American providers postpone introduction of 3.7GHz-5G due to airports

The two US telecom providers Verizon and AT&T are delaying the rollout of C-Band-5G for two weeks, after a request from the US government and the airline industry. This sector fears that the higher 5G frequencies could disrupt altimeters.

The telecom providers now want to offer the C-Band-5G from January 19, Reuters writes. Initially, the providers wanted to sell the 5G service from Wednesday 5 January. The telecom companies want to use the coming weeks to conduct research with the telecom sector and the government into the disruptive effects of 5G and how these can be prevented.
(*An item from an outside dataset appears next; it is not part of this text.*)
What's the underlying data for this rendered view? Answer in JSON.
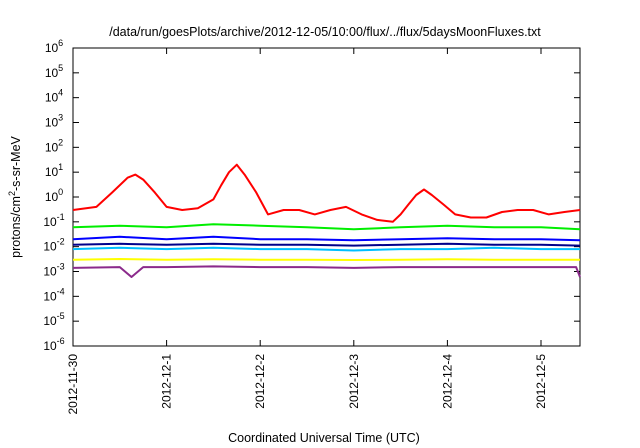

The problem revolves around the 5G frequencies from 3.7GHz to 3.98GHz, writes the Federal Aviation Administration. These are too close to aircraft altimeters, which use the 4.2GHz to 4.4GHz frequency band. The FAA therefore banned the use of landing systems in regions where 5G frequencies could disrupt these systems at the end of last year. These systems are normally only used during low visibility periods; aircraft may therefore not land under this measure if visibility is poor and 3.7GHz-5G is active.

The FAA has said it has been warning about the disruptive effects of 5G since 2015 and thanks the two carriers for voluntarily delaying the use of the frequencies. The providers had previously promised to set up exclusion zones around airports, where the C-Band-5G frequencies will not be used. However, the FAA does not think these exclusion zones are large enough. The distribution of C-Band-5G has also been postponed in the Netherlands, here because satellite communication company Inmarsat uses the frequency band.